Understanding poker bot performance means asking the right questions, and that begins with the metrics you need to be looking at to give the best understanding of what’s going on. The most obvious number to look at is win rate, which is usually expressed as the number of big blinds won per 100 hands of poker.

However, while win rate seems like it offers all the answers, that is not strictly true. You can have a great win rate and still not make much money, and if we are running poker bots to make money, then it is profitability that matters even more. Of course, you need a good win rate to achieve profitability, so the two are connected, but profitability gives you a better idea of how good a poker bot is at making money.

There are other metrics to consider too, hands played, VPIP, PFR, hand strength and aggression can all provide good insight into the kind of game a bot is playing and where it is delivering optimal strategy choices. To assess success though, win rate and profitability are key.

Calculate Win Rate and Profitability

Working out a win rate is relatively easy. As an example, if your bot plays 500 hands and comes away with $50, at a table where the big blind is $1, then they have win a total of 50 big blinds in 500 games. Divide that total by 5 to get the BBs per 100 games, and you get 10BBs per 100 games win rate. The formula for that looks like this:

Win rate in bb/100 = [Profit in bbs  / Number of hands] * 100

Anything above 0 is, you may be surprised, above average, but if your poker bot is operating at between 10 and 30 BBs/100 games, it is performing exceptionally well.

Profitability is different, and this quantifies how much you are making, the amount of return on your investment.
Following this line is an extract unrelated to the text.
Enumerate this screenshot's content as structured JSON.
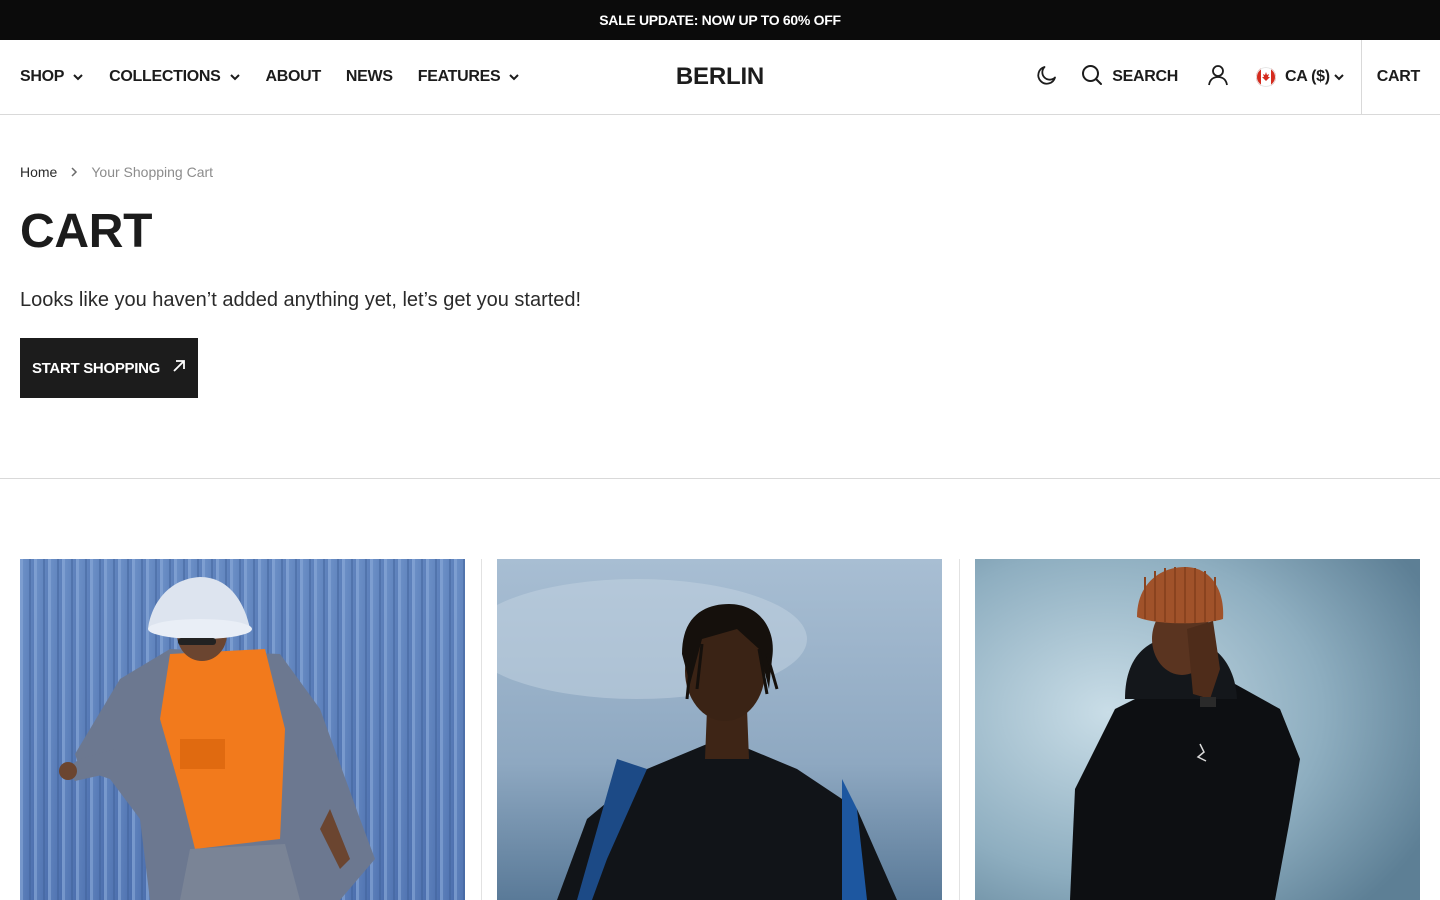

You can calculate this by dividing your overall profits from the poker bot by the amount spent on buy ins, expressed as a percentage. That formula is as follows:

[winnings – buy-ins] / buy-ins * 100 = The return-on-investment percentage

If your poker bot is generating above 10% ROI profitability you can consider it performing well.
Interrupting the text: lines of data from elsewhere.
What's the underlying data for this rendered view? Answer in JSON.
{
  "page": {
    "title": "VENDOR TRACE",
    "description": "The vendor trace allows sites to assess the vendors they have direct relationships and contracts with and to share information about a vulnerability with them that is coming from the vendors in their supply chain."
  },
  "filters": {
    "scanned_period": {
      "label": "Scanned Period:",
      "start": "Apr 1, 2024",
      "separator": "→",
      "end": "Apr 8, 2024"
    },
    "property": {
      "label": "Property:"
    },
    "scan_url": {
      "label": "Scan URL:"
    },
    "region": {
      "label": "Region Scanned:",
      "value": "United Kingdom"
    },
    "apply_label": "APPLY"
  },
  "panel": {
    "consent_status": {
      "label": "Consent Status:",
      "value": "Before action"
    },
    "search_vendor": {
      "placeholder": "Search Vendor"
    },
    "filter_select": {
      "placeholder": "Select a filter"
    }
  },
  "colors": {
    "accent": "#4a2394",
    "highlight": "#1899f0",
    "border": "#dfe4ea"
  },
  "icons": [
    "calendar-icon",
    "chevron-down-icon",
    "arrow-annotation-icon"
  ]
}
Use Poker Bot Hand Strength and Aggression Metrics

Effective hand strength metrics are really useful when evaluating performance as they allow you to place your actual results in context. Think about this, your bot plays 100 hands at table and wins 40BBs. That looks like a highly impressive performance.
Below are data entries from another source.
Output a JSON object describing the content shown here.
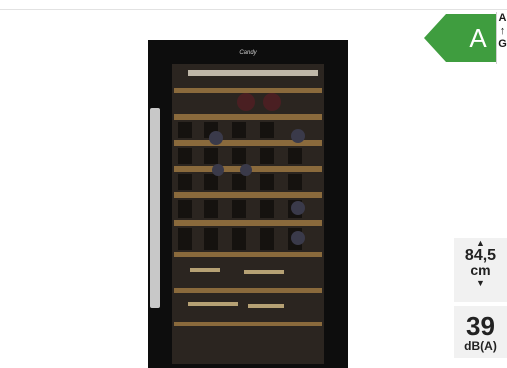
{
  "product": {
    "image_label": "wine-cooler-image",
    "brand_logo": "Candy",
    "colors": {
      "body": "#0d0d0d",
      "shelf": "#8a6a3c",
      "handle": "#c8c8c8"
    }
  },
  "energy": {
    "class": "A",
    "scale_top": "A",
    "scale_arrow": "↑",
    "scale_bottom": "G",
    "color": "#3f9d3f"
  },
  "specs": {
    "height_value": "84,5",
    "height_unit": "cm",
    "noise_value": "39",
    "noise_unit": "dB(A)",
    "up_icon": "caret-up-icon",
    "down_icon": "caret-down-icon"
  }
}
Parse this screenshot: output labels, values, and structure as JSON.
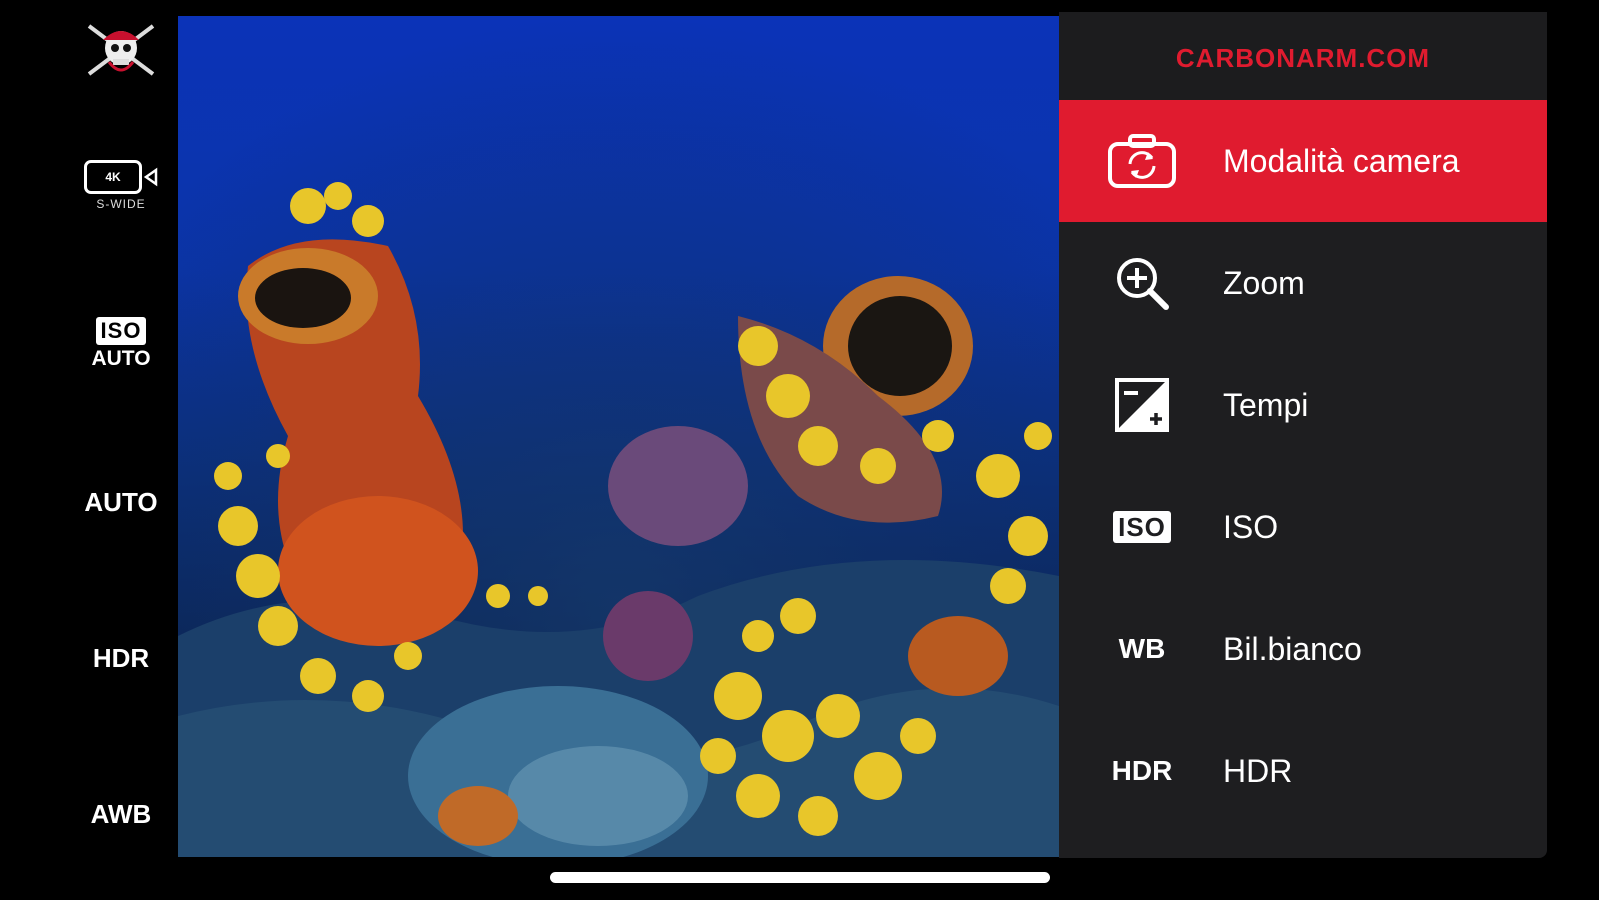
{
  "sidebar": {
    "logo_icon": "pirate-skull-logo",
    "video": {
      "resolution": "4K",
      "mode": "S-WIDE"
    },
    "iso": {
      "badge": "ISO",
      "value": "AUTO"
    },
    "auto_label": "AUTO",
    "hdr_label": "HDR",
    "awb_label": "AWB"
  },
  "menu": {
    "brand": "CARBONARM.COM",
    "items": [
      {
        "icon": "camera-switch-icon",
        "label": "Modalità camera",
        "active": true
      },
      {
        "icon": "zoom-in-icon",
        "label": "Zoom",
        "active": false
      },
      {
        "icon": "exposure-icon",
        "label": "Tempi",
        "active": false
      },
      {
        "icon": "iso-icon",
        "icon_text": "ISO",
        "label": "ISO",
        "active": false
      },
      {
        "icon": "wb-icon",
        "icon_text": "WB",
        "label": "Bil.bianco",
        "active": false
      },
      {
        "icon": "hdr-icon",
        "icon_text": "HDR",
        "label": "HDR",
        "active": false
      }
    ]
  },
  "colors": {
    "accent": "#e01b2f",
    "menu_bg": "#1e1e20",
    "background": "#000000"
  }
}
But what if hand strength metrics show that out of those 100 hands, the poker bot had the best hand in 70 of them. Is 40 wins a good performance then? It might still be, but it could mean that even that level of win rate is a bad return. That is why context matters, and so we always need to look beyond the outcomes themselves to understand what is going on.

It is a similar story with Aggression Factor, the metric that measures the ratio of aggressive actions to calls in the bots overall game. If the AF is 2, that would mean that the bot bet or raised twice as many times as it called. For tournament players, it is generally accepted that this ratios should be at or close to 3, however it really does depend on the tables and players to what is an optimal value. If your bot is more than 2, then it is working well and looking to maximize card advantage where it can.

Performance Against Different Opponents and Player Types

Perhaps the most important context of understanding bot performance is in who they are playing. Against newer or inexperienced players bots can be much mor effective than an opponent who understands bot strategies and knows how to adapt to their game. Deploying bots in the right games and tables is a key part of finding success with poker bots.


What are the main metrics used to measure the success of a poker bot?

Win rate, profitability, Effective Hand Strength and aggression metrics all allow accurate assessment of overall performance.

How do poker bots adapt to different opponent strategies, and how is this measured?

AI algorithms constantly learn and adapt to different scenarios and strategies, and we can see this through aggression metrics and performance in different games and player types.

How do poker bot developers test and evaluate the performance of their creations before deployment?

They play 1000s of hands either in a controlled environment such as using historical game data, or even against other bots to build a database and assess performance before use on live games.